2023年11月27日 月曜日 17:35
金価格は月曜日早朝にドル建てで6か月ぶりの高値へ上昇しました。これは、欧米の株価が下げ、またハマスが10月7日のテロ攻撃で拉致した人質の解放に同意すれば、イスラエルはガザでの停戦延長に同意する可能性を示唆する中でのことでした。
金相場は、先週心理的節目のトロイオンスあたり2000ドルを維持し、本日2017ドルへと、5月15日以来の高値まで急騰していました。この高値は、米国の地方銀行のミニ危機が起きた際の最高値であり、かつてスイスの大手銀行であった
クレディ・スイスが競合のUBSに吸収合併をされた際以来の高値となります。
日本貴金属マーケット協会(JBMA)の代表理事の池水雄一氏は、週末のレポートの中で、金が10月末以来、いかにこの抵抗線を破ろうとして失敗してきたかを指摘しながら、「(スポット)金が、今春の米国銀行のミニ危機からの歴史的な高値である2080ドルを超えるためには、まず、ここ数セッションで見られた2000ドルの水準の「売り」を克服しなければならないだろう」と述べていました。
スイスの地金精錬・金融グループMKSパンプの貴金属ストラテジー責任者であるニッキー・シールズ氏は、「少なくとも、(イスラエルとハマスの停戦延長をめぐる)週末の動向は、2000ドルを突破した最近の上昇が、地政学や中央銀行の買いよりも、デリバティブ取引やチャートに基づく "テクニカル "取引によるものであったかどうかを試すものである」と述べていました。
米国ドルの他の主要通貨との強さを測るドルインデックスは、本日0.1%下げ、米連邦準備制度理事会(FRB)が短期金利に「長期金利上昇」のメッセージ出したことで、債券価格が金や銀とともに暴落し、長期借入コストが上昇した10月初旬のピークからは3.4%下落していました。
これとは対照的に、10年物米国債の利回りは年率4.47%と多少上昇していましたが、10月中旬に記録した17年ぶりの高水準である5.00%近くは大幅に下回っていました。
一方、金価格は
ハマスのイスラエル攻撃直前の数ヶ月ぶりの安値から11.4%上昇し、主に工業用金属である
銀価格は月曜日に2.0%上昇し、トロイオンスあたり24.82ドルと8月30日以来の高値をつけ、10月初旬からは20.2%上昇していました。
この銀の強さは、かつて貨幣であった2つの貴金属の相対価格を示す
金銀比価をさらに押し下げ、この2ヶ月で最低値である81をわずかに上回っていました。
プラチナは、自動車触媒に代表される工業用途が需要の3分の2を占めており、本日の上昇率は0.2%増のトロイオンスあたり937ドルと、それほど大きなものではなく、金に対するディスカウントは、11月初旬につけていたLBMA価格が発表されて以来最大のトロイオンスあたり1098ドルへと近づいていました。
一方、原油価格は下落し、ブレント原油先物は先週4週ぶりに上昇を記録した後、バレルあたり80ドルへと下落していました。
今週末に開催される産油国カルテル「オペック+」の会合では、2024年までの供給が抑制される見通しですがが、アフリカ諸国の生産目標に関する意見の相違を調整するため、会合はすでに延期されていました。
一方、ユーロ建て金価格はトロイオンスあたり1838ユーロと0.5%上昇し、
ポンド建て金価格は1593ポンドと0.4%上昇していました。
欧州株は、ストックス欧州600指数が金曜日につけたほぼ10週間ぶりの高値から0.2%下落していました。
米国株式先物も、S&P500指数とハイテク株比率の高いナスダック100指数がともに先週まで4週連続で上昇した後、月曜日は下落していました。

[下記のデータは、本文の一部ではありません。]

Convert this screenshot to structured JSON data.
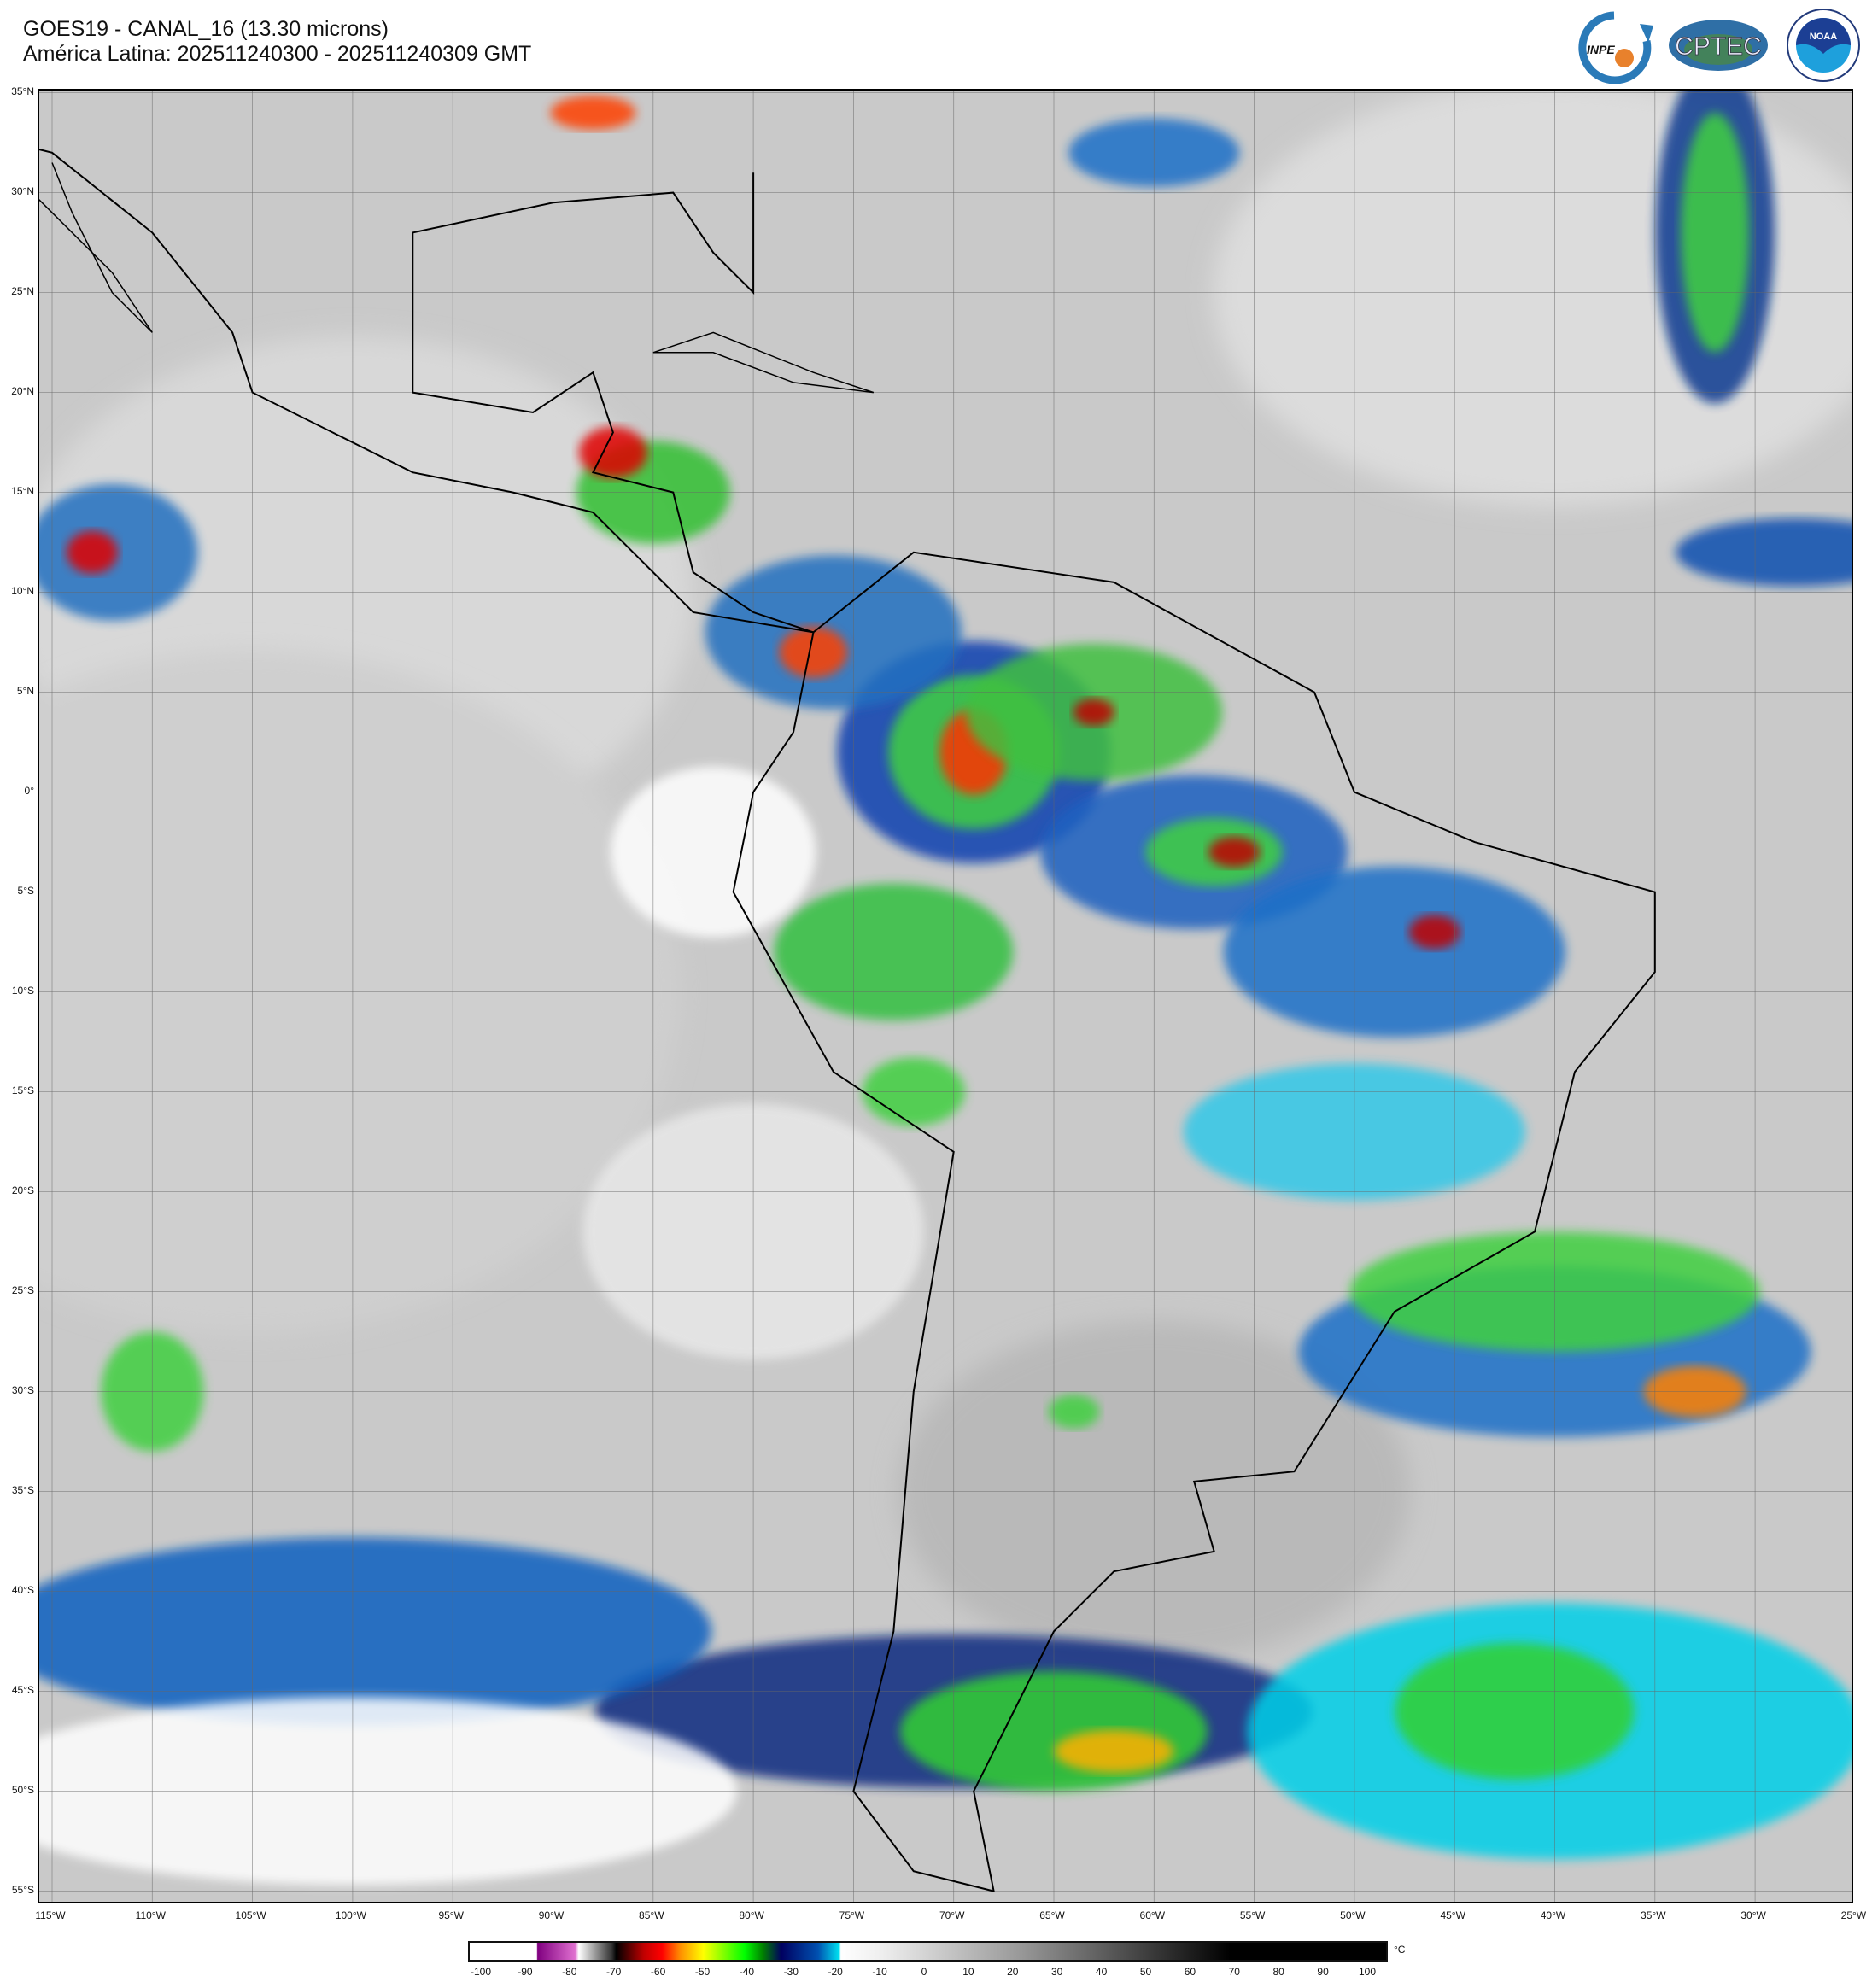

中東で地政学的な混乱が続いているにもかかわらず、こうした上昇によって米国株オプションのボラティリティを示すVIX指数は急低下し、「恐怖指数」はコロナ危機が起こる直前の2020年1月以来の最低値を示していました。
なお、テロ・政治組織ハマスは日曜日、イスラエルとの停戦・人質解放合意を当初の4日間から
延長するよう求めていると発表していました。
その停戦延長のためには、「日ごとに、さらに10人の人質を解放する必要がある」と、イスラエルのベンヤミン・ネタニヤフ首相は日曜日の夕方、ジョー・バイデン米大統領との電話会談後に答えていたものの、この停戦が終わり次第イスラエルは「
全力を挙げて」攻撃を再開すると警告していました。